Byzantine emperor
- Co-reign: 25 December 811 – bef. 11 July 813
- Predecessor: Michael I Rangabe
- Successor: Leo V the Armenian
- Senior emperor: Michael I Rangabe
- Born: ca. 800 bef. 11 July 813
- Dynasty: Nikephorian dynasty
- Father: Michael I Rangabe
- Mother: Prokopia

= Staurakios (son of Michael I) =

Byzantine co-emperor from 811 to 811/812/813

Staurakios or Stauracius (Σταυράκιος; ca. 800 – bef. 11 July 813) was the third son of the Byzantine emperor Michael I Rangabe and grandson, on his mother's side, of Nikephoros I. He was junior co-emperor alongside his father during the latter's reign.

==Biography==
Staurakios was born to Michael Rhangabe and Prokopia. He was the couple's third child, according to the list of his siblings given in the hagiography of Patriarch Ignatius I of Constantinople. The same source also states that he was crowned alongside his brother Theophylakt. He was named after his maternal uncle, emperor Staurakios.
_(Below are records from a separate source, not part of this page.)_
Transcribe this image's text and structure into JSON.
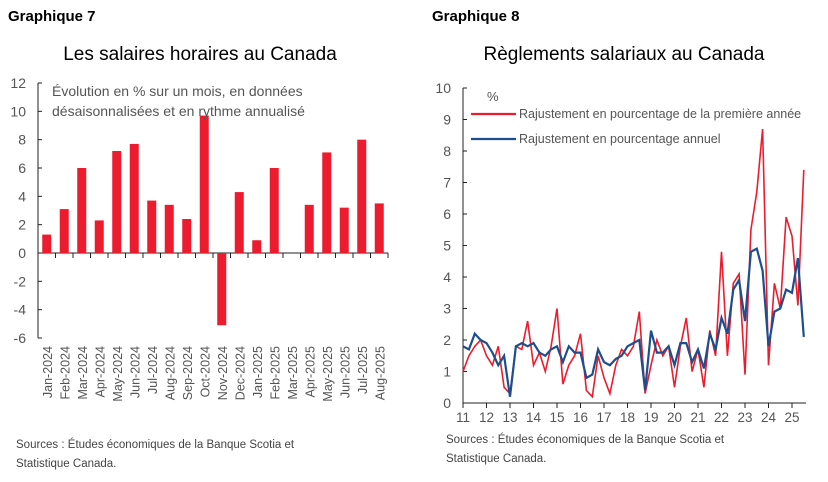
{
  "left": {
    "label": "Graphique 7",
    "sources": [
      "Sources : Études économiques de la Banque Scotia et",
      "Statistique Canada."
    ]
  },
  "right": {
    "label": "Graphique 8",
    "sources": [
      "Sources : Études économiques de la Banque Scotia et",
      "Statistique Canada."
    ]
  },
  "chart_data": [
    {
      "type": "bar",
      "title": "Les salaires horaires au Canada",
      "annotation": [
        "Évolution en % sur un mois, en données",
        "désaisonnalisées et en rythme annualisé"
      ],
      "categories": [
        "Jan-2024",
        "Feb-2024",
        "Mar-2024",
        "Apr-2024",
        "May-2024",
        "Jun-2024",
        "Jul-2024",
        "Aug-2024",
        "Sep-2024",
        "Oct-2024",
        "Nov-2024",
        "Dec-2024",
        "Jan-2025",
        "Feb-2025",
        "Mar-2025",
        "Apr-2025",
        "May-2025",
        "Jun-2025",
        "Jul-2025",
        "Aug-2025"
      ],
      "values": [
        1.3,
        3.1,
        6.0,
        2.3,
        7.2,
        7.7,
        3.7,
        3.4,
        2.4,
        9.7,
        -5.1,
        4.3,
        0.9,
        6.0,
        0.0,
        3.4,
        7.1,
        3.2,
        8.0,
        3.5
      ],
      "ylim": [
        -6,
        12
      ],
      "yticks": [
        -6,
        -4,
        -2,
        0,
        2,
        4,
        6,
        8,
        10,
        12
      ],
      "color": "#ec1c2e",
      "grid": false
    },
    {
      "type": "line",
      "title": "Règlements salariaux au Canada",
      "ylabel": "%",
      "ylim": [
        0,
        10
      ],
      "yticks": [
        0,
        1,
        2,
        3,
        4,
        5,
        6,
        7,
        8,
        9,
        10
      ],
      "xlim": [
        2011,
        2025.6
      ],
      "xticks": [
        2011,
        2012,
        2013,
        2014,
        2015,
        2016,
        2017,
        2018,
        2019,
        2020,
        2021,
        2022,
        2023,
        2024,
        2025
      ],
      "xticklabels": [
        "11",
        "12",
        "13",
        "14",
        "15",
        "16",
        "17",
        "18",
        "19",
        "20",
        "21",
        "22",
        "23",
        "24",
        "25"
      ],
      "legend": "top-left",
      "grid": false,
      "x": [
        2011,
        2011.25,
        2011.5,
        2011.75,
        2012,
        2012.25,
        2012.5,
        2012.75,
        2013,
        2013.25,
        2013.5,
        2013.75,
        2014,
        2014.25,
        2014.5,
        2014.75,
        2015,
        2015.25,
        2015.5,
        2015.75,
        2016,
        2016.25,
        2016.5,
        2016.75,
        2017,
        2017.25,
        2017.5,
        2017.75,
        2018,
        2018.25,
        2018.5,
        2018.75,
        2019,
        2019.25,
        2019.5,
        2019.75,
        2020,
        2020.25,
        2020.5,
        2020.75,
        2021,
        2021.25,
        2021.5,
        2021.75,
        2022,
        2022.25,
        2022.5,
        2022.75,
        2023,
        2023.25,
        2023.5,
        2023.75,
        2024,
        2024.25,
        2024.5,
        2024.75,
        2025,
        2025.25,
        2025.5
      ],
      "series": [
        {
          "name": "Rajustement en pourcentage de la première année",
          "color": "#ec1c2e",
          "values": [
            1.0,
            1.5,
            1.8,
            2.0,
            1.5,
            1.2,
            1.8,
            0.5,
            0.3,
            1.8,
            1.7,
            2.6,
            1.2,
            1.6,
            1.0,
            1.8,
            3.0,
            0.6,
            1.2,
            1.5,
            2.2,
            0.4,
            0.2,
            1.5,
            0.8,
            0.3,
            1.2,
            1.7,
            1.5,
            1.8,
            2.9,
            0.3,
            1.2,
            2.0,
            1.5,
            1.8,
            0.5,
            1.8,
            2.7,
            1.0,
            1.7,
            0.5,
            2.3,
            1.5,
            4.8,
            1.5,
            3.8,
            4.1,
            0.9,
            5.5,
            6.7,
            8.7,
            1.2,
            3.8,
            3.0,
            5.9,
            5.3,
            3.1,
            7.4
          ]
        },
        {
          "name": "Rajustement en pourcentage annuel",
          "color": "#1f4e8c",
          "values": [
            1.8,
            1.7,
            2.2,
            2.0,
            1.9,
            1.6,
            1.2,
            1.5,
            0.2,
            1.8,
            1.9,
            1.8,
            1.9,
            1.6,
            1.5,
            1.7,
            1.8,
            1.3,
            1.8,
            1.6,
            1.6,
            0.8,
            0.9,
            1.7,
            1.3,
            1.2,
            1.4,
            1.5,
            1.8,
            1.9,
            2.0,
            0.4,
            2.3,
            1.6,
            1.6,
            1.8,
            1.2,
            1.9,
            1.9,
            1.3,
            1.7,
            1.1,
            2.2,
            1.7,
            2.7,
            2.2,
            3.6,
            3.9,
            2.6,
            4.8,
            4.9,
            4.2,
            1.8,
            2.9,
            3.0,
            3.6,
            3.5,
            4.6,
            2.1
          ]
        }
      ]
    }
  ]
}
Following the death of Nikephoros in the Battle of Pliska on 26 July 811 and the crippling of his only son and heir Staurakios in the same battle, on 2 October the Byzantine Senate and the tagmata guard units acclaimed Nikephoros's son-in-law Michael Rhangabe as emperor and forced Staurakios to abdicate. Michael immediately set about to consolidate his rule, distributing lavish gifts, crowning his wife as augusta on 12 October, and finally, crowning Staurakios as co-emperor in the Hagia Sophia on Christmas Day, 25 December 811.

Nothing further is known of Staurakios rather than he died in unknown circumstances before 11 July 813, when Michael, faced with a military revolt under Leo the Armenian, abdicated the throne. He pre-deceased his father.